The same is true for philosophical proofs of God derived only from observation of creation.  As attractive as it seems to suggest that the big bang shows the universe had a beginning and that the “bang” must have been set off by God, it is bad theology – it is ontotheology.  Likewise, proofs based on supposed bottlenecks in biological evolution, such as apparently irreducibly complex chemical processes or structures, require a God who periodically literally reassembles things, as though he were driving a molecular bulldozer through natural history.  The God who is the transcendent creator of the Jewish, Christian and Muslim traditions does not need such flimsy arguments.  In all of its majesty and power, the entire creation already declares His glory (Psalm 19).  Indeed, the material creation points beyond itself, towards a majesty, power, wisdom and beauty so great as to be literally inconceivable.  That is the best original understanding of “natural theology,” a fundamentally apophatic approach utterly at odds with ontotheology and the self-righteous rhetoric of the courtroom lawyer.

Further Reading:

Merold Westphal, Overcoming Ontotheology:  Toward a Post-Modern Christian Faith (Fordham Univ. Press 2001).

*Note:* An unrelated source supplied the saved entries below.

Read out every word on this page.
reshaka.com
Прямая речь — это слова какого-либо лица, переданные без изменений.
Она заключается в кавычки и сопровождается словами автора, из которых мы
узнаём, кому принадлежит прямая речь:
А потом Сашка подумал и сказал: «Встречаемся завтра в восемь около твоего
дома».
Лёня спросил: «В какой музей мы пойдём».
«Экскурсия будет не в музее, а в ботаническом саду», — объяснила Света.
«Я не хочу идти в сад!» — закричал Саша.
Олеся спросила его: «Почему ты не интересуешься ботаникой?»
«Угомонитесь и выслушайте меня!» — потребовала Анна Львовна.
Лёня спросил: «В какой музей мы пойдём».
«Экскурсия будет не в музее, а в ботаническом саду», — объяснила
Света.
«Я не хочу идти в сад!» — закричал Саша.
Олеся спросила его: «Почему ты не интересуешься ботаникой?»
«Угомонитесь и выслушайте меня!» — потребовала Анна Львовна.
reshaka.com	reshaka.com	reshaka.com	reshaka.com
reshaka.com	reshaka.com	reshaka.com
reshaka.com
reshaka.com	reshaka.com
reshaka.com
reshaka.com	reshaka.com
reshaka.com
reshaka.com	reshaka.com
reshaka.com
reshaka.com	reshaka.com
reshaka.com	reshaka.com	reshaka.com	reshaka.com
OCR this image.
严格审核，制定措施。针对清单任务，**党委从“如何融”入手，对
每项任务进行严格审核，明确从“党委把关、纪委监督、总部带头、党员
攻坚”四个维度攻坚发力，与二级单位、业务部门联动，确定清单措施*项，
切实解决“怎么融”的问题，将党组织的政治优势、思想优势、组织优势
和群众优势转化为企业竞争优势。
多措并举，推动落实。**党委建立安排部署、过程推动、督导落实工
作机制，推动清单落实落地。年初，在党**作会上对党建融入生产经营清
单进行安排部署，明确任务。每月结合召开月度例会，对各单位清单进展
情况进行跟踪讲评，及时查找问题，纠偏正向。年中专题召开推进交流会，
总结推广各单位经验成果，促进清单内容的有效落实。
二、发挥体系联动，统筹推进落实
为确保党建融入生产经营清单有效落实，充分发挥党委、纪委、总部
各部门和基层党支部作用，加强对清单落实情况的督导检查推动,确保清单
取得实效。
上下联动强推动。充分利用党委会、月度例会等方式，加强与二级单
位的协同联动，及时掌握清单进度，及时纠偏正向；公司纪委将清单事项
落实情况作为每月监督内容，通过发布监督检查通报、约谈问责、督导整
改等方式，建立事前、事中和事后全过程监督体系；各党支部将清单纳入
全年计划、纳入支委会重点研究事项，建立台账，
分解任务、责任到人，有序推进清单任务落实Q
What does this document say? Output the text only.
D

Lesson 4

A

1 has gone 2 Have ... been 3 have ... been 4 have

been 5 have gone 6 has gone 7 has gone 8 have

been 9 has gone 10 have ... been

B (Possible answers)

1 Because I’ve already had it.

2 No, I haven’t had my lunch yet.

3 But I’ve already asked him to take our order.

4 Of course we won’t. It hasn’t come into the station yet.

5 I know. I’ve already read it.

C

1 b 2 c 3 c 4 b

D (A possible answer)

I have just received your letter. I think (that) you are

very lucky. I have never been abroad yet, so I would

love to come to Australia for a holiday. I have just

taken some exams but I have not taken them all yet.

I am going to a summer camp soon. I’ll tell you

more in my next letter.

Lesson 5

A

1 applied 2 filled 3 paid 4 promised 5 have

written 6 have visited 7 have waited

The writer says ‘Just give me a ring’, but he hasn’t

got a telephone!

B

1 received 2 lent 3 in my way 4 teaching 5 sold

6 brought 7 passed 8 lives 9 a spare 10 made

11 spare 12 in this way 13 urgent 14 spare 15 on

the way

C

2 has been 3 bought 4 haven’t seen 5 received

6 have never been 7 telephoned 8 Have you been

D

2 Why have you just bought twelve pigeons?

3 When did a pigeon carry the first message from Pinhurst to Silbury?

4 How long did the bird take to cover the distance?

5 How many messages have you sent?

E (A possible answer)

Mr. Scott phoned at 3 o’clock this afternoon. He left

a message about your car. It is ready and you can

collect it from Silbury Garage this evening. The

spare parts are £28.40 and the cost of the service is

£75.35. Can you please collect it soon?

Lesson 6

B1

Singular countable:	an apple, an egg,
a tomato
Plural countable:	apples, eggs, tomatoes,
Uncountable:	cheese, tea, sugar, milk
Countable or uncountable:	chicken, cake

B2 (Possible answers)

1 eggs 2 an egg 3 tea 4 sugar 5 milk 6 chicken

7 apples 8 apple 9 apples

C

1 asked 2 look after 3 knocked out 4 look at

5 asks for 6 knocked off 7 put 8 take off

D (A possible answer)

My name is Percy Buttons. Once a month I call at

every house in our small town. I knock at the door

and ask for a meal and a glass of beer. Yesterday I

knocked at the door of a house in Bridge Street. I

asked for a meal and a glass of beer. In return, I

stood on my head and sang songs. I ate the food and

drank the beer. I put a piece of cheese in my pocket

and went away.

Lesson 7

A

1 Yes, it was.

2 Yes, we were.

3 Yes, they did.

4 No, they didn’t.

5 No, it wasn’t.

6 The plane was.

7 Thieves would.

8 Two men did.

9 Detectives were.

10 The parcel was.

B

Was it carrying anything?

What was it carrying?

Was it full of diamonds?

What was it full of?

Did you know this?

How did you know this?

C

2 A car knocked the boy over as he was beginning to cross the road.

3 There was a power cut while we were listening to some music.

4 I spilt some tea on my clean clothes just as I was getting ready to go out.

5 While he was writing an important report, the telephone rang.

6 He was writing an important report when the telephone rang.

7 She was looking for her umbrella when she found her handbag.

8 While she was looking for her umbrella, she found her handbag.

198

David Bentley Hart, The Beauty of the Infinite:  The Aesthetics of Christian Truth (Eerdmans 2003).

 



[1] By “determined” here I mean constituted in its essence.  This term does imply God’s sovereignty, but it does not imply “determinism” in any sense that would deny true creaturely freedom.  The mainstream of Christian theology has held both that God is sovereign and that He granted true creaturely freedom to agents in creation, particularly to human beings.  The nature of creaturely freedom within the sphere of God’s sovereignty over creation is, of course, one of the great questions in the Western theological tradition, and it cannot be addressed or solved here.

2 replies on “God in the Dock 4: On Ontotheology”

You make many assertions about God in this post, primarily assertions that conveniently define Him out of the purview of any type of “materialist” assessment. How did you know these truths about God?

Hi Beau. This is the way Christian (and Jewish and Muslim) theology has classically spoken about God. The sources are scripture, reason, tradition, and experience.